Switzerland’s central bank made its most desperate attempt yet to save local industry from a disastrous currency appreciation caused by inflows of capital seeking a ‘safe haven’ from turbulent markets across the world.
The Swiss National Bank said it would cut the rate on deposits over 10 million francs ($9.76 million) to -0.25%, in an effort to stop banks buying its currency. The ceiling is set at CHF20 million for the country’s largest banks, such as UBS AG (UBS) and Credit Suisse AG (CS).
The SNB has been capping the franc’s exchange rate against the euro since 2011 in an effort to stop Europeans fleeing the sovereign debt crisis, and the currency has hardly retreated from that cap even in the two years since the worst of the crisis passed.
“The Swiss franc has been experiencing renewed upward pressure vis-à-vis the euro in the last few days,” SNB governor Thomas Jordan said in a statement, citing “rapidly mounting uncertainty on the financial markets.”
“The crisis in Russia was a major contributory factor in this development,” he added. Some market participants inferred that he had been referring to inflows directly from Russians afraid that their country would introduce capital controls.
Jordan didn’t confirm that, but London-based spread betting firm City Index warned that the bank will have to do more, predicting a rising tide of capital flight from Russia.
Jordan was more concerned about making sure that the franc doesn’t break its ceiling of 1.20 the euro, the SNB having decided in 2011 that this is the level above which Swiss industry can’t compete with producers in the Eurozone, which surrounds Switzerland on all sides and is by far the country’s biggest trading partner.
“To this end, we are prepared to purchase foreign currency in
unlimited quantities and to take further measures, if required,” Jordan said, adding in later remarks that the SNB could cut interest rates still further.
That’s a significant difference from European Central Bank President Mario Draghi, who has abandoned the idea of further rate cuts and is instead trying to push his bank in the direction of ‘quantitative easing’, after the fashion of the Federal Reserve. Both central banks are struggling with a collapse in inflation that is threatening to turn into a destructive, deflationary spiral.

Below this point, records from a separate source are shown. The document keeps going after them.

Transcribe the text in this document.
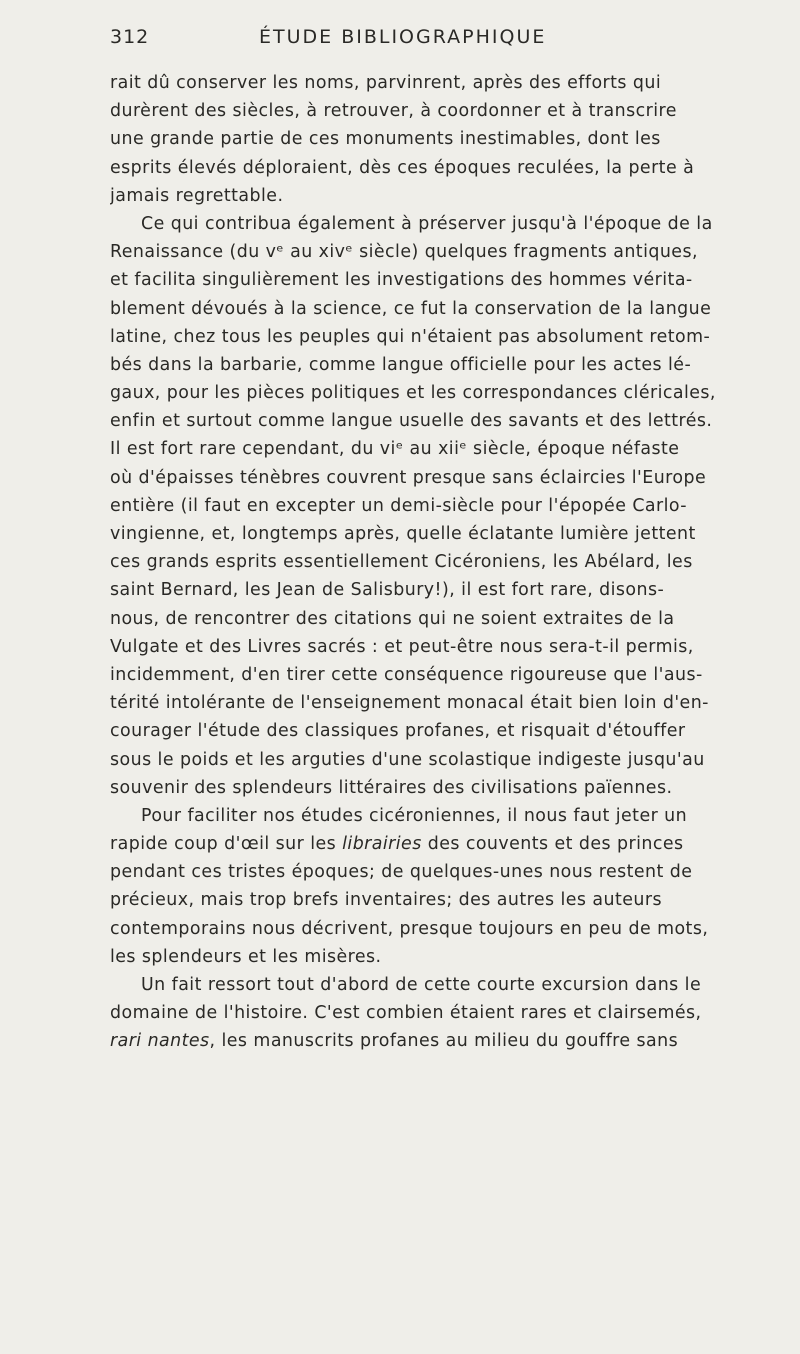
312	ÉTUDE BIBLIOGRAPHIQUE
rait dû conserver les noms, parvinrent, après des efforts qui
durèrent des siècles, à retrouver, à coordonner et à transcrire
une grande partie de ces monuments inestimables, dont les
esprits élevés déploraient, dès ces époques reculées, la perte à
jamais regrettable.
Ce qui contribua également à préserver jusqu'à l'époque de la
Renaissance (du vᵉ au xivᵉ siècle) quelques fragments antiques,
et facilita singulièrement les investigations des hommes vérita-
blement dévoués à la science, ce fut la conservation de la langue
latine, chez tous les peuples qui n'étaient pas absolument retom-
bés dans la barbarie, comme langue officielle pour les actes lé-
gaux, pour les pièces politiques et les correspondances cléricales,
enfin et surtout comme langue usuelle des savants et des lettrés.
Il est fort rare cependant, du viᵉ au xiiᵉ siècle, époque néfaste
où d'épaisses ténèbres couvrent presque sans éclaircies l'Europe
entière (il faut en excepter un demi-siècle pour l'épopée Carlo-
vingienne, et, longtemps après, quelle éclatante lumière jettent
ces grands esprits essentiellement Cicéroniens, les Abélard, les
saint Bernard, les Jean de Salisbury!), il est fort rare, disons-
nous, de rencontrer des citations qui ne soient extraites de la
Vulgate et des Livres sacrés : et peut-être nous sera-t-il permis,
incidemment, d'en tirer cette conséquence rigoureuse que l'aus-
térité intolérante de l'enseignement monacal était bien loin d'en-
courager l'étude des classiques profanes, et risquait d'étouffer
sous le poids et les arguties d'une scolastique indigeste jusqu'au
souvenir des splendeurs littéraires des civilisations païennes.
Pour faciliter nos études cicéroniennes, il nous faut jeter un
rapide coup d'œil sur les librairies des couvents et des princes
pendant ces tristes époques; de quelques-unes nous restent de
précieux, mais trop brefs inventaires; des autres les auteurs
contemporains nous décrivent, presque toujours en peu de mots,
les splendeurs et les misères.
Un fait ressort tout d'abord de cette courte excursion dans le
domaine de l'histoire. C'est combien étaient rares et clairsemés,
rari nantes, les manuscrits profanes au milieu du gouffre sans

The SNB’s move comes as fresh political uncertainty in Greece is again prompting people to switch out of euros into the franc. The Greek parliament yesterday failed in its attempt to elect a new president. If it fails again in two further votes, then new elections may be called by the end of January–with a strong possibility that they will be won by the Syriza party, which has threatened to default on the country’s bailout loans.